Waste not, want not AN OPEN invitation to devastation was given on April 26, when the United Kingdom- owned vessel, the Pacific Pintail, finally docked at Japan's Mutsu Ogawara port and its 14-tonne cargo of nuclear waste headed for a nuclear dump built over an earth fault.

The ship's arrival was just as stormy as its 2-month journey from Cherbourg, France (Down to Earth, Vol 3, No 19 and Vol 3, No 22). Acrimony raged till the last moment between Tokyo and the municipal government of Aomori, whose prefecture governor, Morio Kimura, made international headlines when he refused to let the ship dock. Finally, after a day's delay, an accord was reached at an emergency cabinet meeting between Kimura and the Science and Technology Agency.

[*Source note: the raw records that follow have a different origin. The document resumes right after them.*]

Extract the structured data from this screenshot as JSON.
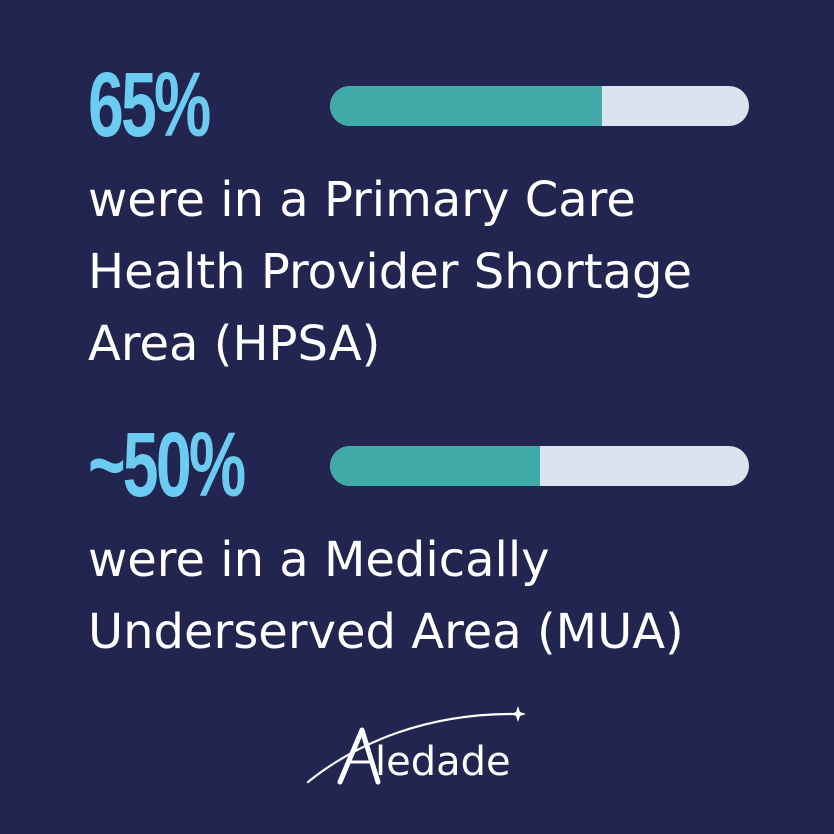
{
  "stats": [
    {
      "percent_label": "65%",
      "fraction": 0.65,
      "lines": [
        "were in a Primary Care",
        "Health Provider Shortage",
        "Area (HPSA)"
      ]
    },
    {
      "percent_label": "~50%",
      "fraction": 0.5,
      "lines": [
        "were in a Medically",
        "Underserved Area (MUA)"
      ]
    }
  ],
  "brand": {
    "name": "Aledade",
    "logo_letter": "A",
    "logo_rest": "ledade"
  },
  "colors": {
    "background": "#21254f",
    "percent_text": "#6ccbf0",
    "bar_fill": "#3faaa8",
    "bar_track": "#dbe3ee",
    "body_text": "#ffffff"
  },
  "icons": {
    "logo_swoosh": "star-swoosh-icon"
  }
}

Possible seismological mayhem is behind doubts about the suitability of Rokkasho in Aomori as a nuclear waste storage and plutonium reprocessing site. Aomori itself had been rocked in February, local opposition groups have published photographs of cracked roads and a damaged quay at a fishing port only a few kilometres from the nuclear dumping site. Even a slight temblor could crack open the 28 stainless steel canisters.

The Science and Technology Agency says that although the site rests on a fault, it is covered by a geological formation which has not moved for over 100,000 years, and that there are about 17 faults that may or may not be active within a 100 kin radius of the site.